While Massachusetts is waiting to issue marriage licenses to gay couples Monday, two more states, Louisiana and North Carolina, are moving closer to have gay marriage amendment put into vote.
Yesterday, gay marriage amendment received approval by a Louisiana House committee despite resisting arguments made by opponents of gay marriage ban, who expressed their concern over future discrimination, hatred, and state division, saying that there is no legal benefit to adding the ban to the Constitution.
Supporters said the proposed constitutional change by Rep. Steve Scalise, R-Metairie, would further protect its state law which already states that marriage is the union between one man and one woman and that Louisiana doesn’t recognize same-sex marriage from other states.
Supporters said those existing laws could one day be thrown out by the state Supreme Court because of Louisiana’s “due process clause” in the state Constitution.
“Ultimately, I think this issue should be decided by voters instead of a judge or a rogue mayor,” Scalise told the House Civil Law and Procedure Committee, which approved the legislation in a 6-2 vote.
Supporters said the amendment would protect the sanctity of marriage and families and was not an attempt to be mean-spirited. Willie Wooten, a New Orleans minister, said homosexuality was a sin.
“Who’s next to jump on the bandwagon of the civil rights movement? Could it be polygamists or those who desire incestuous marriages? They’re waiting in the wings,” Wooten said.

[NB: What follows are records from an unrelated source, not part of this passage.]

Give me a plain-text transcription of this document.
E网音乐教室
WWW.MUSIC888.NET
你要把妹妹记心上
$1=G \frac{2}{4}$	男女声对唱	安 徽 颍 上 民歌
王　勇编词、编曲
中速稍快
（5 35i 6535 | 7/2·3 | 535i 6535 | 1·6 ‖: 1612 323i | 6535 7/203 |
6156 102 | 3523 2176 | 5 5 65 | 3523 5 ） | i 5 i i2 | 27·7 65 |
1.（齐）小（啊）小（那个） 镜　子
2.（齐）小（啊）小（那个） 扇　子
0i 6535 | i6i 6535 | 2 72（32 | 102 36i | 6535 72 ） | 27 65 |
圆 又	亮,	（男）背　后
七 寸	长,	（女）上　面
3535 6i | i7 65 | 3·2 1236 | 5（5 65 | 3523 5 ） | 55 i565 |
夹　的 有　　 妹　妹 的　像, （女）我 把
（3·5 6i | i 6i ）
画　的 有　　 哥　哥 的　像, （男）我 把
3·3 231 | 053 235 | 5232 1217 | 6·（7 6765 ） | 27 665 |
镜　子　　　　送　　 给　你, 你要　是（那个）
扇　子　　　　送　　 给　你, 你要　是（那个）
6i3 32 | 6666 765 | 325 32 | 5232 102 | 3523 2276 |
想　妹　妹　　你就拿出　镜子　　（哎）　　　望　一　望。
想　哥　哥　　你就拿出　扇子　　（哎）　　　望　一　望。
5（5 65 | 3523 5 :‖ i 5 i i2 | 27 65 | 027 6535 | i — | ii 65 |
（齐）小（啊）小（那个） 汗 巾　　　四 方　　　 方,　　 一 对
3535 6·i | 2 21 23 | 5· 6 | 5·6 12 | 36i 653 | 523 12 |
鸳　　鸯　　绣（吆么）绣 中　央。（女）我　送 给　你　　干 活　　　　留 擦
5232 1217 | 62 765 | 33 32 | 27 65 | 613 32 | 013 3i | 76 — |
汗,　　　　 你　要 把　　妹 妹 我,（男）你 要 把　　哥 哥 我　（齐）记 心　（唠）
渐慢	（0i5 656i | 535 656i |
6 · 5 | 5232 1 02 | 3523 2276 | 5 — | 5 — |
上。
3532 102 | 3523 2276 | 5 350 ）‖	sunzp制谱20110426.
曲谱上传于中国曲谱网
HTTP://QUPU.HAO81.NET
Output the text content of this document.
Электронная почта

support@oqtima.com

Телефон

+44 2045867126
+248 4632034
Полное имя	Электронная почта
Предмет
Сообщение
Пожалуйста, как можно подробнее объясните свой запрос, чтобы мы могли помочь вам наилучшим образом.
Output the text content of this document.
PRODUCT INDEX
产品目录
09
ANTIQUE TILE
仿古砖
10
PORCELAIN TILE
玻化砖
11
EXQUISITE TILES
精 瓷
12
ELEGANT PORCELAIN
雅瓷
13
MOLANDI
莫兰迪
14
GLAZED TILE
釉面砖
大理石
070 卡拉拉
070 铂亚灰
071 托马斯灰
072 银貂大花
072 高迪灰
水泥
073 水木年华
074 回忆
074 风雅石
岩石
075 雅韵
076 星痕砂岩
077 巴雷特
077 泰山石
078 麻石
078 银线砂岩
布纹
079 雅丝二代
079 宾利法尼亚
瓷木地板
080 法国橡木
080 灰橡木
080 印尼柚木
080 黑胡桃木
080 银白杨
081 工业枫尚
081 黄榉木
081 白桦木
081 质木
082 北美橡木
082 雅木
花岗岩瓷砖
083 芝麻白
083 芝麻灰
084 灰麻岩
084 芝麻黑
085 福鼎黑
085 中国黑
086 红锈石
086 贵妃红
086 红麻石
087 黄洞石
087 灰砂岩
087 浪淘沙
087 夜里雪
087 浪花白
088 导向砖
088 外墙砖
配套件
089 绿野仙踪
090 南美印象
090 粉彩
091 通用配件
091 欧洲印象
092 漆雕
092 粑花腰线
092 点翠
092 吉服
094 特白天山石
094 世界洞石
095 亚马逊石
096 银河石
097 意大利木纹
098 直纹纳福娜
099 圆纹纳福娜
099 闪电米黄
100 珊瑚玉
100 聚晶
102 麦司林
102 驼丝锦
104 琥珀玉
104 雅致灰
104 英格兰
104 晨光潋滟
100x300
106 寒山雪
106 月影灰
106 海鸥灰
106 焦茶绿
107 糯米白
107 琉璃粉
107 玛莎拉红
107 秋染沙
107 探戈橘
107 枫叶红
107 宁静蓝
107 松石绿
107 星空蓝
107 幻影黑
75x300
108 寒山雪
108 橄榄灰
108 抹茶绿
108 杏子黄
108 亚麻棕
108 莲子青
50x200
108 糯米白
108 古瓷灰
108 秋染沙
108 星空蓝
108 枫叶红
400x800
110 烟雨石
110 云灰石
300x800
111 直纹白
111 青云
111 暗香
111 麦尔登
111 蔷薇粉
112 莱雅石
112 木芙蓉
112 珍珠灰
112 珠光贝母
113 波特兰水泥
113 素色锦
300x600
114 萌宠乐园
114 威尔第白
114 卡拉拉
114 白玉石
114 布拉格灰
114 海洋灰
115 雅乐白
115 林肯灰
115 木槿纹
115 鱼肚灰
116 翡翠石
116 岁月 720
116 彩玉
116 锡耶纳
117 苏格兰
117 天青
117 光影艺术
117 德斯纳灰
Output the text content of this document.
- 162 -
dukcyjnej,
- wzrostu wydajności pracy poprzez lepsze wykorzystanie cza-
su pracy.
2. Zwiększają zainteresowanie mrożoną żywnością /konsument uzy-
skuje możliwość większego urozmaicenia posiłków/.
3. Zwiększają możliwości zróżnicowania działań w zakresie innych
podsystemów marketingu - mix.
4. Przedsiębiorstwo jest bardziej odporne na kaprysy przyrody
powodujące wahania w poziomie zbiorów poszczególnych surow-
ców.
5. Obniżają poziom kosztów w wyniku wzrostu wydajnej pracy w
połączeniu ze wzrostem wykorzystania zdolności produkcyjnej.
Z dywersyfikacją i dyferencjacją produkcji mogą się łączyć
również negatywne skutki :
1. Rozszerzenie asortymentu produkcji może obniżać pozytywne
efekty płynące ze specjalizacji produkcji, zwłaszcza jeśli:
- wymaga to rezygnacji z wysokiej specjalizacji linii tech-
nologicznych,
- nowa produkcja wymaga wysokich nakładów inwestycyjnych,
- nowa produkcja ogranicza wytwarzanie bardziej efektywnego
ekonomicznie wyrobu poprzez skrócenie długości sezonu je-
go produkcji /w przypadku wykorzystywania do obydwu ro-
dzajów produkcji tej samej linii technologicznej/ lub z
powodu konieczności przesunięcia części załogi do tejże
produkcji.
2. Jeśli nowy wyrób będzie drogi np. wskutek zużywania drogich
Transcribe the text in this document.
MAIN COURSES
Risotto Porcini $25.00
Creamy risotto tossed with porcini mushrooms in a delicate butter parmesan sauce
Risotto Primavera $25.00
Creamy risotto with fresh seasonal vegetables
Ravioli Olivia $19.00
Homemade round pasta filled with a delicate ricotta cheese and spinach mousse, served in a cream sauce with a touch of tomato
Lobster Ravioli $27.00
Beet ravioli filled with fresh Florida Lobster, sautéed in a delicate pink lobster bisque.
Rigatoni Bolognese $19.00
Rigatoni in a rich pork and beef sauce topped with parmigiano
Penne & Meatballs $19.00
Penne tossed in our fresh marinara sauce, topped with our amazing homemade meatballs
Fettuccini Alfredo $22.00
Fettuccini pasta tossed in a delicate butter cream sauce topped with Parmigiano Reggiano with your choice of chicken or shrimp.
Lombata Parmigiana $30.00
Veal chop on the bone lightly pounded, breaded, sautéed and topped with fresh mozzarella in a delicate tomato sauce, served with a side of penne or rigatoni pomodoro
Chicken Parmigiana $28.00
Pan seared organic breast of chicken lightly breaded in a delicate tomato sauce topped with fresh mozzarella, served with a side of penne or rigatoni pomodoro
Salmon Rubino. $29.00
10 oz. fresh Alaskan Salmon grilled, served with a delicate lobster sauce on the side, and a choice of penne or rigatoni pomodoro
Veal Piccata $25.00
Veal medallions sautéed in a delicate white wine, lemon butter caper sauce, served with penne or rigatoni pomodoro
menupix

Meanwhile, gay marriage ban was turned in to the Senate clerk yesterday in North Carolina and will be filed officially today, May 12. Voters would be able to decide this fall whether to place a gay marriage ban in North Carolina's constitution.
"We ought to let the people decide and let them vote on it," said Forrester, R-Gaston. "I think the vast majority of people would be voting as marriage as between one man and one woman."
North Carolina also has a law that already states a valid marriage as one "created by the consent of a male and female person" and another law that was passed in 1996 that doesn’t recognize gay marriages performed in other states.
Forrester said expanding the ban to the constitution would halt litigation from same-sex couples married in other states who may come to North Carolina and argue that the current statute is unconstitutional.
"That will insulate North Carolina from legal challenges in state courts," he said.
North Carolina amendment, if approved, would take effect Jan. 1.
Whereas a group of gay-rights are planning to fight Forrester's bill, about 100 religious leaders have scheduled a news conference today at the Legislative Building to support the bill.
"It's not a partisan bill, it's a family issue bill," Forrester said as he was explaining that the proposed ban was not designed to get conservative Christians involved in voting during a presidential election.
On the other hand, gay activists in Massachusetts are pushing more to allow marriage licenses to gay couples. In Provincetown in Massachusetts, where a large number of gay couples go for vacation, the town’s clerk announced that he would issue marriage licenses to out-of-state gay couples, which is against the state law.
"If they choose to break the law, we will take appropriate enforcement action, refuse to recognize those marriages, and inform the parties that the marriage is null and void," said Gov. Mitt Romney in a statement.